EDS analysis of the material revealed that the surface precipitations in all groups, mainly contained high peaks of carbon (C), oxygen (O) and calcium (Ca), which reflect the nature of HCSCs, as reported in similar studies [18, 24, 34]. It has also been reported that high peaks of calcium, oxygen, and silicon occur during EDS analysis of pure Portland cement exposed to PBS and PRF , which might be due to the release of hydrated calcium silicate and calcium hydroxide following hydration reaction of the HCSCs . In the present study, the peaks of bismuth (Bi) were observed specifically in OrthoMTA specimens, while the peaks of zirconium (Zr) in RetroMTA, TotalFill, and the peaks of tantalum (Ta) was detected only in TotalFill specimens, which can be justified by the radiopacifier content of these cement [18, 24, 34].

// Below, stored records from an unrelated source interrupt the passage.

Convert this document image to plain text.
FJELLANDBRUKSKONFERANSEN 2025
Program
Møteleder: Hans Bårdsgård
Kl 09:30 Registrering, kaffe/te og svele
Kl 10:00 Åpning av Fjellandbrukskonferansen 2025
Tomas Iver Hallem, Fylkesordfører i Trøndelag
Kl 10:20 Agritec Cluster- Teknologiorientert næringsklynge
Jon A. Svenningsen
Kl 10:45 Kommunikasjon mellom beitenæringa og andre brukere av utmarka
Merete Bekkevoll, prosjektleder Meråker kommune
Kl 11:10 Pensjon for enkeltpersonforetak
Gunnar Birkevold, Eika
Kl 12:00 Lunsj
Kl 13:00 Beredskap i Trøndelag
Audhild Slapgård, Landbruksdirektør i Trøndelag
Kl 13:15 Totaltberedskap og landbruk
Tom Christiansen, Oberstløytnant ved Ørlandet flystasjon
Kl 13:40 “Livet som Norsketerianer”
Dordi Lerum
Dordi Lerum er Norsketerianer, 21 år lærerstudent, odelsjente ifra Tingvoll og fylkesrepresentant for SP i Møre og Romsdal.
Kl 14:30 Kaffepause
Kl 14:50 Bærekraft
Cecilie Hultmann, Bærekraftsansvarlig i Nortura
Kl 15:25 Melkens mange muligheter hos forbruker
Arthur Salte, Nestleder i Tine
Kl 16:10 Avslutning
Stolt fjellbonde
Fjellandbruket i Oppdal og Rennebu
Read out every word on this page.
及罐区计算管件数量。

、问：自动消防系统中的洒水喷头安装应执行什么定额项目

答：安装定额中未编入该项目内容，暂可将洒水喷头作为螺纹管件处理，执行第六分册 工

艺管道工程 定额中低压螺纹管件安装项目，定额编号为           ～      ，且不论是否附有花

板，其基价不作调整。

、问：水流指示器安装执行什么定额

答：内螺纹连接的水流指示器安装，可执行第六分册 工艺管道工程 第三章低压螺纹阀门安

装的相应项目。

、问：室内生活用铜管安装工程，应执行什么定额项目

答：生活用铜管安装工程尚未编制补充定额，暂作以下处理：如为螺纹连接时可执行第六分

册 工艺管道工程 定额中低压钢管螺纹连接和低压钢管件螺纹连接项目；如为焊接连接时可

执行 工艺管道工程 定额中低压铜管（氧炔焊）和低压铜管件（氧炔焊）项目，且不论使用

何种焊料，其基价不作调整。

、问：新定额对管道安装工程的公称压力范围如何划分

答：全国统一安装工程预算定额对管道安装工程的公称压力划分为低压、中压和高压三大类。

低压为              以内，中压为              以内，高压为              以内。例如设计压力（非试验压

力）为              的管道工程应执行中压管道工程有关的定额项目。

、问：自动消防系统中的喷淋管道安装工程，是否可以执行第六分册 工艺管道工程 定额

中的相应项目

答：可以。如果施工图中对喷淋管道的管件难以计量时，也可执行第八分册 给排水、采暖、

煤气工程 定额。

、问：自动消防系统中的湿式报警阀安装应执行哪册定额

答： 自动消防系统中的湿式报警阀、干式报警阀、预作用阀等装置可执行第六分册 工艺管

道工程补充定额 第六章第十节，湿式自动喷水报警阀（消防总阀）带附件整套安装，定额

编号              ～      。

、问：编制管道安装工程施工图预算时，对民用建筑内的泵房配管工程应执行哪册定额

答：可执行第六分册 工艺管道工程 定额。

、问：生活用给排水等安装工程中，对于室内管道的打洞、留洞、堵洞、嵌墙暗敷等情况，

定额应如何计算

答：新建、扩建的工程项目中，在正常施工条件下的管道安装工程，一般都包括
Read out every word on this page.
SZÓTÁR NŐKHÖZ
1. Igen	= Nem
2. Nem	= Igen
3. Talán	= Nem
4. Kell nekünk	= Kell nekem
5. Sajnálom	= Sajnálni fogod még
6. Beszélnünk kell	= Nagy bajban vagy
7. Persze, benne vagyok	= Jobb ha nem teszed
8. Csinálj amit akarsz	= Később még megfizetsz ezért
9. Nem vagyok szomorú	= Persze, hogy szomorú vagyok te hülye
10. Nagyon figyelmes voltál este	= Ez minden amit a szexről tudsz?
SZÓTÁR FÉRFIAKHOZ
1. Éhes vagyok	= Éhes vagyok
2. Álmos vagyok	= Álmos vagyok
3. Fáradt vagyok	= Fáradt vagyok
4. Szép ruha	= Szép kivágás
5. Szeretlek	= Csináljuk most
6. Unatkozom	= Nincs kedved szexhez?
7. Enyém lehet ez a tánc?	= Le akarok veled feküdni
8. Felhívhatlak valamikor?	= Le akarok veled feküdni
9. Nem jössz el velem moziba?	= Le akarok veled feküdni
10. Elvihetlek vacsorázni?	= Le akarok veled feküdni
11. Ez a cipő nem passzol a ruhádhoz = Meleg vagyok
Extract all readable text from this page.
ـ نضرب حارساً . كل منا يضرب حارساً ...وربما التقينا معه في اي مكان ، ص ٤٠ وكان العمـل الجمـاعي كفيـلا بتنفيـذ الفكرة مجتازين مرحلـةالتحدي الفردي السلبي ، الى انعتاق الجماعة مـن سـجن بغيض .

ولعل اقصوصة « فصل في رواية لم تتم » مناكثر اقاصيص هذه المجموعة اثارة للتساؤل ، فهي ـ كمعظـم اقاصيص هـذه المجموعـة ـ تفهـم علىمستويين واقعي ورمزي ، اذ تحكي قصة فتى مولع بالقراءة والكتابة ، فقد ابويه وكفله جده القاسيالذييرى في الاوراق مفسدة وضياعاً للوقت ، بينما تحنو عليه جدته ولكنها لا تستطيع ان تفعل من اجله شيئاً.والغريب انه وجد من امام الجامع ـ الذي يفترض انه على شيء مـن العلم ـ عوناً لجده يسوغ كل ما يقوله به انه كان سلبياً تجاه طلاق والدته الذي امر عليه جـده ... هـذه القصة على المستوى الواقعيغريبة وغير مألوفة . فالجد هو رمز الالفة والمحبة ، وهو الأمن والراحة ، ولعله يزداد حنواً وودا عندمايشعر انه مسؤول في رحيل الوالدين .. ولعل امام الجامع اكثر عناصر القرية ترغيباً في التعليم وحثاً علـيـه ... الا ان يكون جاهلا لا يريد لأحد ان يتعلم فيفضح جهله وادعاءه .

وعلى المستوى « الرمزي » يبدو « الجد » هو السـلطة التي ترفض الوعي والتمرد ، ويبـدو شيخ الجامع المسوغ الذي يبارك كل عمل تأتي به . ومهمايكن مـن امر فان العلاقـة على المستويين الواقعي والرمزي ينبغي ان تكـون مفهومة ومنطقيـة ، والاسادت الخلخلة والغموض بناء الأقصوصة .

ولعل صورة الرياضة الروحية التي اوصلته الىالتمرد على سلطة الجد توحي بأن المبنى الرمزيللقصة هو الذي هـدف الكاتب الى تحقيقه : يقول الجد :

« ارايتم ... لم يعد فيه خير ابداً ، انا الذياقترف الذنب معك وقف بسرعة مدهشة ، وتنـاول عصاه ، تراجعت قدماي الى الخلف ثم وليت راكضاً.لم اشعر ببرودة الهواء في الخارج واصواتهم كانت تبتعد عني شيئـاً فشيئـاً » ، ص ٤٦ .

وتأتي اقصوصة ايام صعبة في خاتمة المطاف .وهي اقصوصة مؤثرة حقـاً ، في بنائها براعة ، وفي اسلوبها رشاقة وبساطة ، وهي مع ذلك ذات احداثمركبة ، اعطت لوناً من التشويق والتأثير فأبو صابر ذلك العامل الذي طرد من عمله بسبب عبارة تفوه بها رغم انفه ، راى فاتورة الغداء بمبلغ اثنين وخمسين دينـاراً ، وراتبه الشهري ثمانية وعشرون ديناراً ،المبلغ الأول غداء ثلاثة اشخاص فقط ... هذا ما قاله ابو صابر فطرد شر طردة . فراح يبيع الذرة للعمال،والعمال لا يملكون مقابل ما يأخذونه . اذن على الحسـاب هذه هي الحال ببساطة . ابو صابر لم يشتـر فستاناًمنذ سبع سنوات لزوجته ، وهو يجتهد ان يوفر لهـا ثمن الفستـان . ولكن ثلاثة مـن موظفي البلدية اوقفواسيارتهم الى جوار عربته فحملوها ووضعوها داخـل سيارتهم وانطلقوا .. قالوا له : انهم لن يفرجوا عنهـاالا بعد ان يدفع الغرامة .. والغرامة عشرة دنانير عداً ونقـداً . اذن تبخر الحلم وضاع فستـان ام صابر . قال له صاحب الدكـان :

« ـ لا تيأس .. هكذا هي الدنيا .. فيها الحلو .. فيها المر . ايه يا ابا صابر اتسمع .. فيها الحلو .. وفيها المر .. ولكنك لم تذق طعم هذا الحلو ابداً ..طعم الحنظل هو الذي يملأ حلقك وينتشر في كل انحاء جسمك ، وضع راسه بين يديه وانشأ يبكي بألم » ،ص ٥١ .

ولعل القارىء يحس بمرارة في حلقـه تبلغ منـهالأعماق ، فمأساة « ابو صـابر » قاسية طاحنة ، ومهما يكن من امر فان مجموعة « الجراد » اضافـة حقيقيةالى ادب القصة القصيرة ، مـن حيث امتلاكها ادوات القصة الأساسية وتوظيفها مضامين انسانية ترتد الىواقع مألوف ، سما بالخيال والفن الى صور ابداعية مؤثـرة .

Aluminum (Al) was seen in all specimens, which can play a role in the formation of the ettringite crystalline microstructure . Aluminum contributes to the formation of tetra-calcium aluminoferrite and tricalcium aluminate in the OrthoMTA cement , this may be considered a reason for greater amounts of Al in the EDX analysis. However, Camilleri stated that the presence of aluminum in HCSCs is generally rare .
In the present study, phosphorus was observed in the EDS analysis of all specimens, which could be due to the presence of phosphates in PBS, blood, and PRF. Previous studies have also shown the presence of phosphorus in blood and PRF [18, 20, 27]. Furthermore, TotalFill BC RRM contains phosphorus as monobasic calcium phosphate [18, 24, 34]. High peaks of oxygen can be attributed to the presence of oxygen (O) in the chemical composition of all calcium silicate materials . The presence of carbon (C) may also be related to carbon dioxide and carbon in blood and its derivatives, and subsequently the presence of calcium carbonate deposits, which are formed by the reaction of calcium and carbonate ions in the environment . In addition, carbon is related to use of the carbon grid before SEM-EDS analysis.